Their bipartisan thinking was this: With indiscriminate automatic cuts taken equally from domestic spending and from Pentagon accounts, Republicans would so badly want to avoid cutting military spending that they would accept some tax increases. And Democrats would be so eager to avoid cuts in domestic programs that they would drop their opposition to reductions in future entitlement benefits for Medicare, Medicaid and Social Security.
It has not worked out that way.
The blame game started during the 2012 election. Republicans, including their presidential nominee, Mitt Romney, blamed Mr. Obama for the looming military cuts. And while Mr. Obama generally said sequestration was something both parties should work to avoid, in an October debate with Mr. Romney he seemed to disavow the idea altogether.
"The sequester is not something that I've proposed," he said. "It is something that Congress has proposed. It will not happen."
At that time, Republicans and Democrats generally assumed that sequestration would not happen because they would reach a compromise.
As this weekend arrived, Republicans were circulating a column by Mr.
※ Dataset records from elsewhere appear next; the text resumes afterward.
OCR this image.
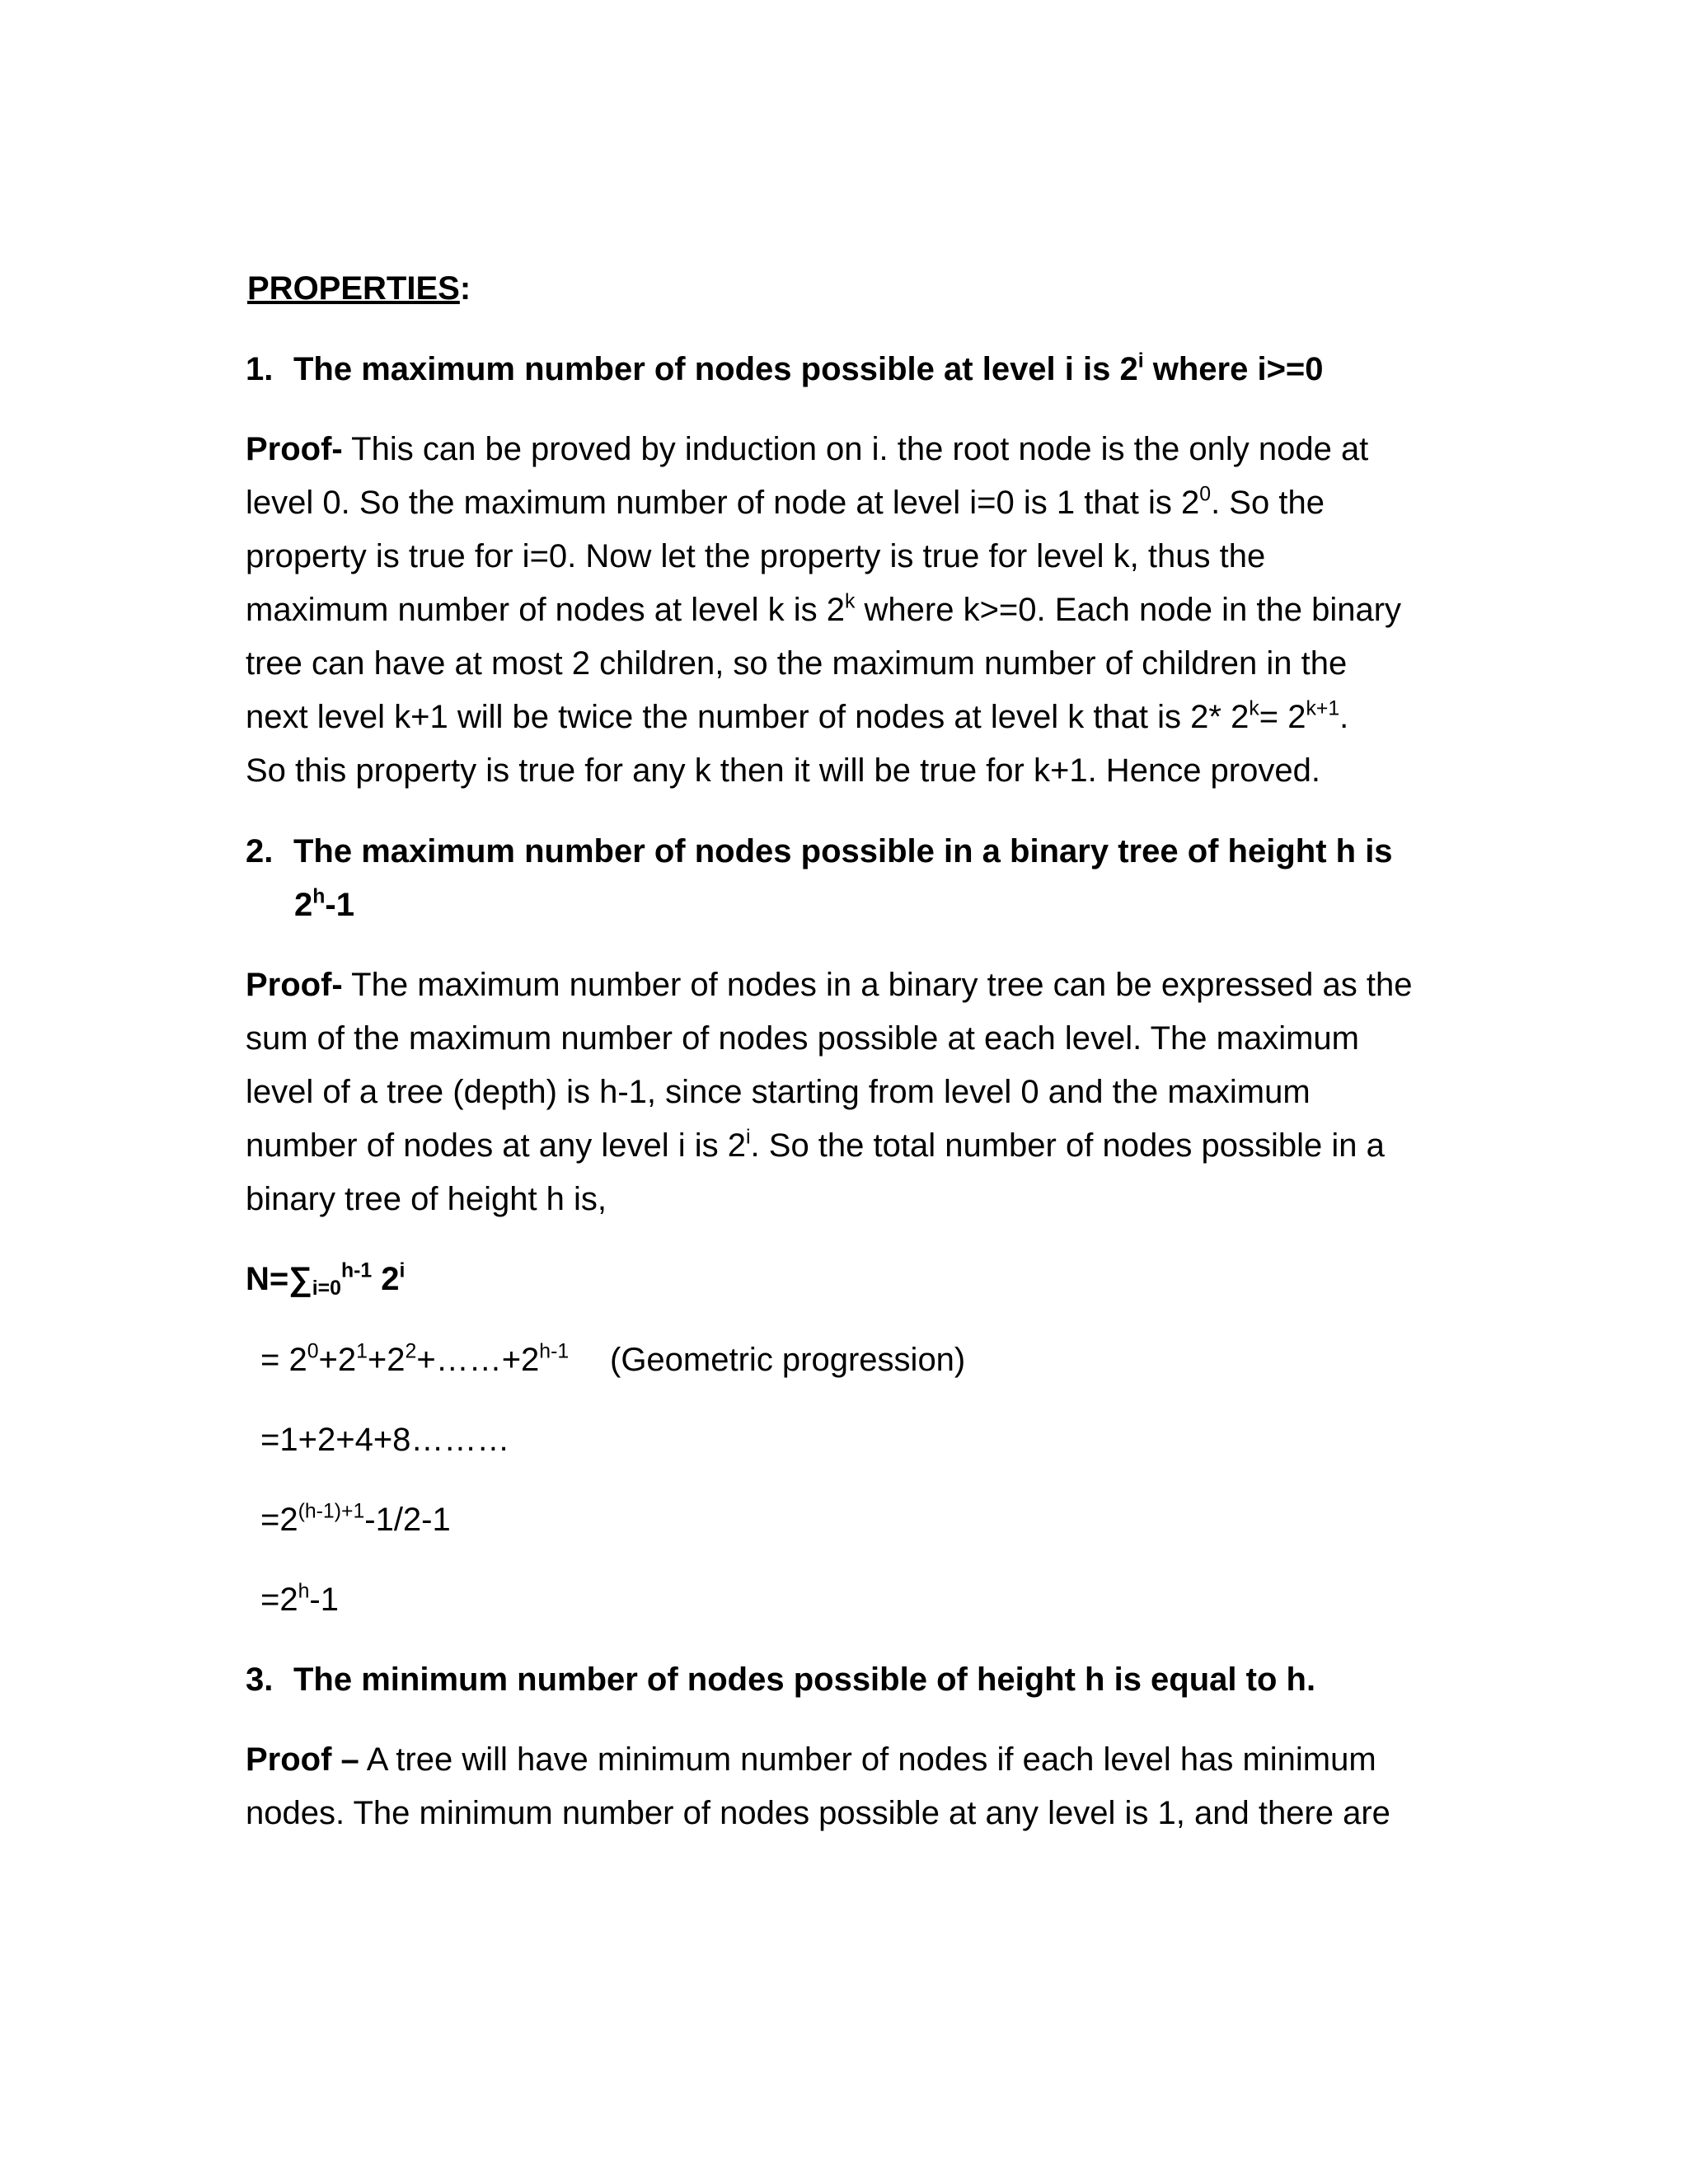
PROPERTIES:
1. The maximum number of nodes possible at level i is 2$^i$ where i>=0
Proof- This can be proved by induction on i. the root node is the only node at
level 0. So the maximum number of node at level i=0 is 1 that is $2^0$. So the
property is true for i=0. Now let the property is true for level k, thus the
maximum number of nodes at level k is 2$^k$ where k>=0. Each node in the binary
tree can have at most 2 children, so the maximum number of children in the
next level k+1 will be twice the number of nodes at level k that is 2* $2^k= 2^{k+1}$.
So this property is true for any k then it will be true for k+1. Hence proved.
2. The maximum number of nodes possible in a binary tree of height h is
2$^h$-1
Proof- The maximum number of nodes in a binary tree can be expressed as the
sum of the maximum number of nodes possible at each level. The maximum
level of a tree (depth) is h-1, since starting from level 0 and the maximum
number of nodes at any level i is 2$^i$. So the total number of nodes possible in a
binary tree of height h is,
$N=\sum_{i=0}^{h-1}$ $2^i$
= $2^0+2^1+2^2+\dots\dots+2^{h-1}$ (Geometric progression)
=1+2+4+8………
$=2^{(h-1)+1}-1/2-1$
$=2^h-1$
3. The minimum number of nodes possible of height h is equal to h.
Proof – A tree will have minimum number of nodes if each level has minimum
nodes. The minimum number of nodes possible at any level is 1, and there are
Woodward, published online by The Washington Post on Friday, in which he wrote that Mr. Obama was "moving the goal posts" from what he had agreed to in the summer of 2011 by insisting that a sequestration substitute have tax increases as well as entitlement-spending reductions.
"What goal posts is Woodward referring to?" Jay Carney, the White House press secretary, wrote on Twitter late Friday. The White House, he added, "always wanted more revenue to avoid sequestration, not just cuts." Mr. Obama vowed from the day he announced the agreement 19 months ago that he would insist on "a balanced approach" that cut entitlement spending and raised revenues by overhauling tax breaks. "Everything will be on the table," he said.
The 2011 agreement left unspecified how to achieve the additional $1.2 trillion in deficit reduction over 10 years. That fall, the so-called supercommittee, established to negotiate the savings, considered revenue increases totaling $300 billion in a Republican plan, $800 billion in Democrats' offer. With the supercommittee's failure, Mr. Obama and Congress had a year to seek the elusive "grand bargain." In late December they gave themselves another two months, but no negotiations ensued.